This is an excerpt of a story from the July print edition of the Interview Issue at Buckeye Sports Bulletin. For four free issues of the print edition, no card required, sign up at the link here: http://www.buckeyesports.com/subscribe-4issue-trial/
Ohio State historian Jack Park has had experiences with a handful of the Buckeyes former head football coaches, and the first he had a strong relationship with was Earle Bruce.
Bruce took over in 1979 after the firing of Woody Hayes, and he immediately impressed, winning his first 11 games before Ohio State fell in the Rose Bowl to USC. By the time he was fired in 1987, he held an 81-26-1 record.
Park discussed Bruce’s tenure at Ohio State, as well as his relationship with Hayes, in Buckeye Sports Bulletin’s annual Interview Issue. Here is an excerpt:
“Earle and I were very good friends. We spoke a lot together, particularly after he was no longer coaching. He had the unenviable position to replace Hayes. I mean, 28 years, who wants to replace Hayes? But Earle came in and took charge tremendously. He came with him one point of a national championship in his first year.
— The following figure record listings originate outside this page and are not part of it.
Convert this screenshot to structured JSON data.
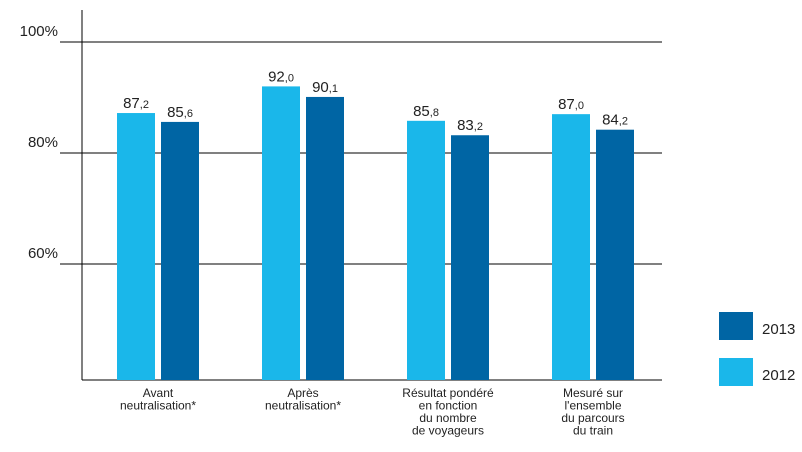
{
  "chart_data": {
    "type": "bar",
    "categories": [
      [
        "Avant",
        "neutralisation*"
      ],
      [
        "Après",
        "neutralisation*"
      ],
      [
        "Résultat pondéré",
        "en fonction",
        "du nombre",
        "de voyageurs"
      ],
      [
        "Mesuré sur",
        "l'ensemble",
        "du parcours",
        "du train"
      ]
    ],
    "series": [
      {
        "name": "2012",
        "color": "#1ab7ea",
        "values": [
          87.2,
          92.0,
          85.8,
          87.0
        ],
        "labels": [
          [
            "87",
            "2"
          ],
          [
            "92",
            "0"
          ],
          [
            "85",
            "8"
          ],
          [
            "87",
            "0"
          ]
        ]
      },
      {
        "name": "2013",
        "color": "#0065a4",
        "values": [
          85.6,
          90.1,
          83.2,
          84.2
        ],
        "labels": [
          [
            "85",
            "6"
          ],
          [
            "90",
            "1"
          ],
          [
            "83",
            "2"
          ],
          [
            "84",
            "2"
          ]
        ]
      }
    ],
    "yticks": [
      {
        "value": 60,
        "label": "60%"
      },
      {
        "value": 80,
        "label": "80%"
      },
      {
        "value": 100,
        "label": "100%"
      }
    ],
    "ylim": [
      42,
      104
    ],
    "grid": true,
    "legend_position": "bottom-right"
  }
}
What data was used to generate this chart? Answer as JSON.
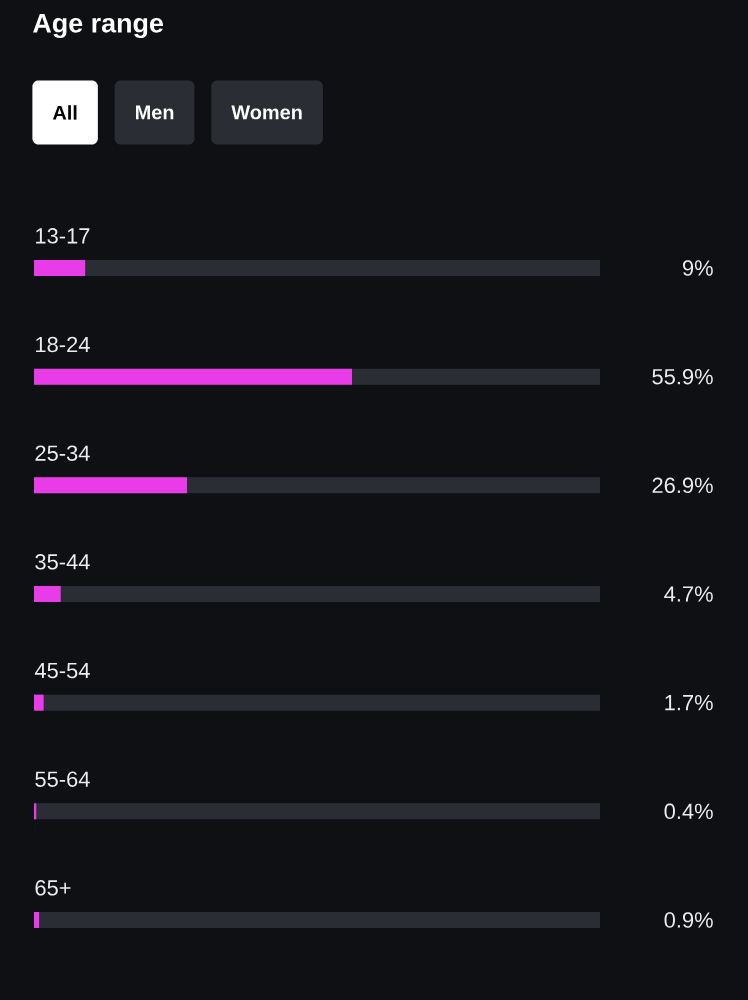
{
  "chart_data": {
    "type": "bar",
    "orientation": "horizontal",
    "title": "Age range",
    "annotations": [
      "All",
      "Men",
      "Women"
    ],
    "categories": [
      "13-17",
      "18-24",
      "25-34",
      "35-44",
      "45-54",
      "55-64",
      "65+"
    ],
    "series": [
      {
        "color": "#e83ce8",
        "values": [
          9,
          55.9,
          26.9,
          4.7,
          1.7,
          0.4,
          0.9
        ],
        "value_labels": [
          "9%",
          "55.9%",
          "26.9%",
          "4.7%",
          "1.7%",
          "0.4%",
          "0.9%"
        ]
      }
    ]
  }
}
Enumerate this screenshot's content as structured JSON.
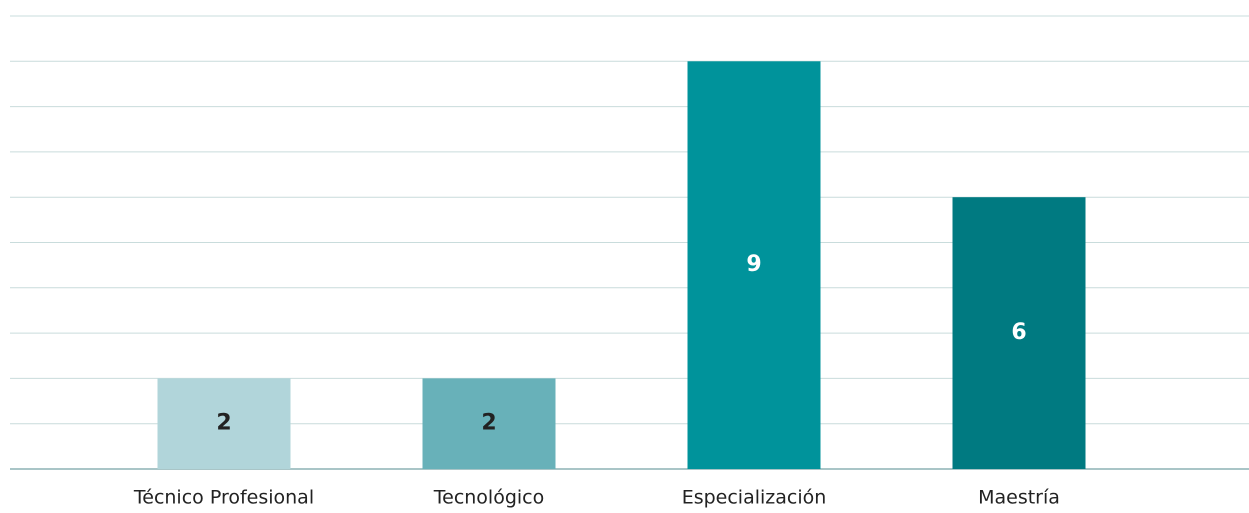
{
  "chart_data": {
    "type": "bar",
    "categories": [
      "Técnico Profesional",
      "Tecnológico",
      "Especialización",
      "Maestría"
    ],
    "values": [
      2,
      2,
      9,
      6
    ],
    "colors": [
      "#b1d5da",
      "#68b1b9",
      "#00939b",
      "#007a81"
    ],
    "value_label_colors": [
      "#222222",
      "#222222",
      "#ffffff",
      "#ffffff"
    ],
    "ylim": [
      0,
      10
    ],
    "yticks": [
      0,
      1,
      2,
      3,
      4,
      5,
      6,
      7,
      8,
      9,
      10
    ],
    "grid": true
  }
}
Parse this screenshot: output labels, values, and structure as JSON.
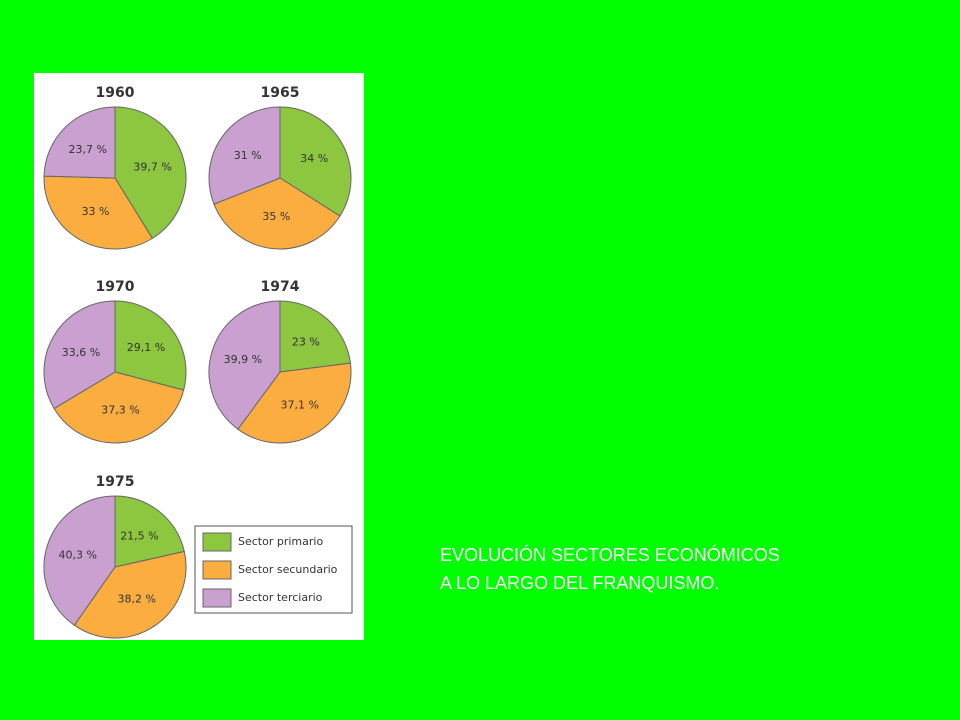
{
  "chart_data": [
    {
      "type": "pie",
      "title": "1960",
      "values": [
        39.7,
        33,
        23.7
      ],
      "value_labels": [
        "39,7 %",
        "33 %",
        "23,7 %"
      ]
    },
    {
      "type": "pie",
      "title": "1965",
      "values": [
        34,
        35,
        31
      ],
      "value_labels": [
        "34 %",
        "35 %",
        "31 %"
      ]
    },
    {
      "type": "pie",
      "title": "1970",
      "values": [
        29.1,
        37.3,
        33.6
      ],
      "value_labels": [
        "29,1 %",
        "37,3 %",
        "33,6 %"
      ]
    },
    {
      "type": "pie",
      "title": "1974",
      "values": [
        23,
        37.1,
        39.9
      ],
      "value_labels": [
        "23 %",
        "37,1 %",
        "39,9 %"
      ]
    },
    {
      "type": "pie",
      "title": "1975",
      "values": [
        21.5,
        38.2,
        40.3
      ],
      "value_labels": [
        "21,5 %",
        "38,2 %",
        "40,3 %"
      ]
    }
  ],
  "legend": {
    "labels": [
      "Sector primario",
      "Sector secundario",
      "Sector terciario"
    ],
    "colors": [
      "#8dc63f",
      "#fbae3f",
      "#c9a0d0"
    ]
  },
  "caption": [
    "EVOLUCIÓN SECTORES ECONÓMICOS",
    "A LO LARGO DEL FRANQUISMO."
  ]
}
He was probably under the radar as a big-time college coach at the time he came into Ohio State. He’d been at Iowa State for six years and came in here and did a tremendous job. Never had a losing record of course, and Woody supported him tremendously.
“One of the things I remember, I think for the first two years of Earle’s position as head coach here, Hayes would not go to the games. He watched them on television at his home. The reason he did that was he did not want to take any attention away from Earle. He knew if he went to the press box, the press would be there to interview him and get pictures of him and put him on television and ‘What do you think coach?’ and all that. He didn’t want to do that. He never went to an Ohio State game until it was Earle’s third year.
“Hayes supported him tremendously and he spoke to at least one of Earle’s senior tackles toward the end of Earle’s career and everything like that. Woody died on March 12 of 1987, the year that Earle was eventually let go with a 6-4-1 record, and I’ve always believed if Woody Hayes was still alive at the end of that season, Ohio State would not have let Earle Bruce go.
“There were different political factors in there, I don’t know what they were, but Woody always supported Earle so strongly and Earle would bring Woody to the practices to talk to the teams. And when he died, the spring before Earle’s final season, that took an element out of Earle’s coaching, and that wasn’t that good of a team anyway. But that’s my opinion, I don’t think they would have ever fired Earle if Woody had still been alive.”